Alexandre Trilla, PhD - Research Engineer |

Blog

-- Thoughts on data analysis, software development and innovation management. Comments are welcome

TTS in the future

21-Nov-2010

In the FALA 2010 conference, Dr. Heiga Zen gave a speech entitled "Fundamentals and recent advances in HMM-based speech synthesis". He reviewed the growth of Hidden Markov Models (HMM) over the last years in the TTS research community. Indeed, this direction was also evident in the Speech Synthesis Albayzin 2010 Evaluation, where out of the 10 systems participating, 3 were purely concatenative, 6 were based on HMM, and one was as a hybrid approach (HMM-based + concatenative). And it was the latter who won the competition.
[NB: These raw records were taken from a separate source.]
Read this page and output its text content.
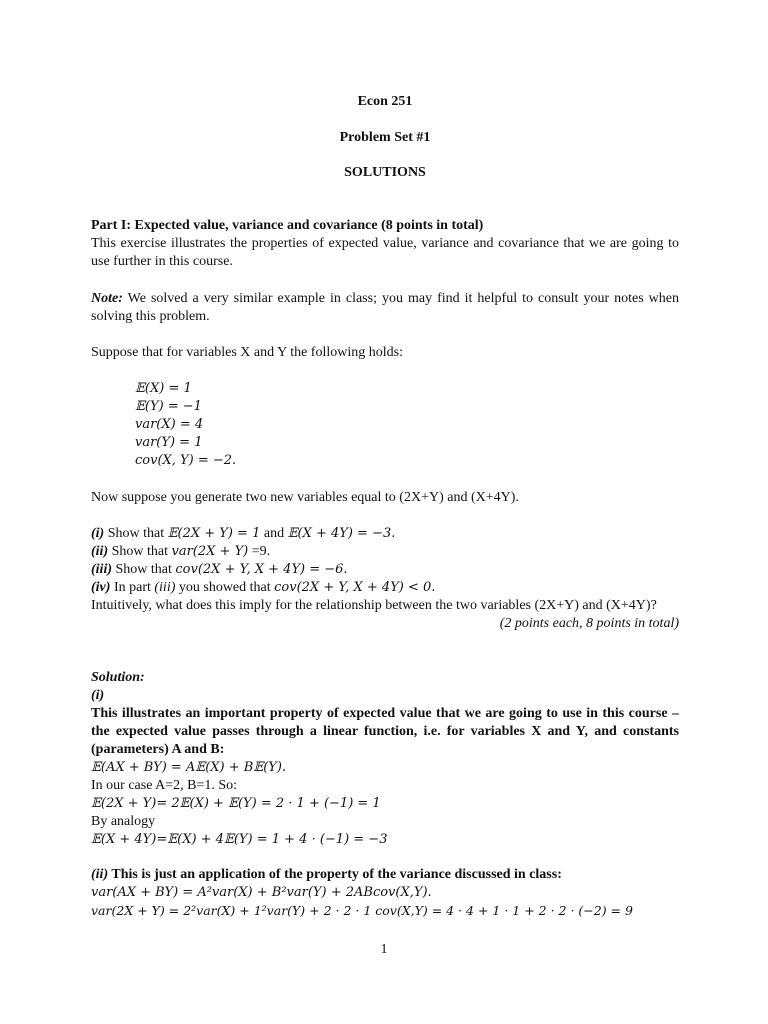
Econ 251
Problem Set #1
SOLUTIONS
Part I: Expected value, variance and covariance (8 points in total)
This exercise illustrates the properties of expected value, variance and covariance that we are going to use further in this course.
Note: We solved a very similar example in class; you may find it helpful to consult your notes when solving this problem.
Suppose that for variables X and Y the following holds:
𝔼(X) = 1
𝔼(Y) = −1
var(X) = 4
var(Y) = 1
cov(X, Y) = −2.
Now suppose you generate two new variables equal to (2X+Y) and (X+4Y).
(i) Show that 𝔼(2X + Y) = 1 and 𝔼(X + 4Y) = −3.
(ii) Show that var(2X + Y) =9.
(iii) Show that cov(2X + Y, X + 4Y) = −6.
(iv) In part (iii) you showed that cov(2X + Y, X + 4Y) < 0.
Intuitively, what does this imply for the relationship between the two variables (2X+Y) and (X+4Y)?
(2 points each, 8 points in total)
Solution:
(i)
This illustrates an important property of expected value that we are going to use in this course – the expected value passes through a linear function, i.e. for variables X and Y, and constants (parameters) A and B:
𝔼(AX + BY) = A𝔼(X) + B𝔼(Y).
In our case A=2, B=1. So:
𝔼(2X + Y)= 2𝔼(X) + 𝔼(Y) = 2 · 1 + (−1) = 1
By analogy
𝔼(X + 4Y)=𝔼(X) + 4𝔼(Y) = 1 + 4 · (−1) = −3
(ii) This is just an application of the property of the variance discussed in class:
var(AX + BY) = A²var(X) + B²var(Y) + 2ABcov(X,Y).
var(2X + Y) = 2²var(X) + 1²var(Y) + 2 · 2 · 1 cov(X,Y) = 4 · 4 + 1 · 1 + 2 · 2 · (−2) = 9
1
By the middle of his presentation, he cited Dr. Simon King's speech at the Interspeech 2010 conference stating that TTS synthesis is easy as long as some recommendations are followed. Overall, they suggest to avoid non-professional speakers, to avoid working with small corpora, with noisy recordings and labelling mistakes, and to acquire a deal of knowledge of the language aimed by the system. A core problem redefinition for research to tackle.

Lastly, Dr. Zen encouraged the audience to join the research in TTS synthesis, and he provided some directions to get involved, beginning with text processing, i.e. the first stage in a TTS synthesis system. Thus, it seems that there is an especially nice and promising framework for my Ph.D. :)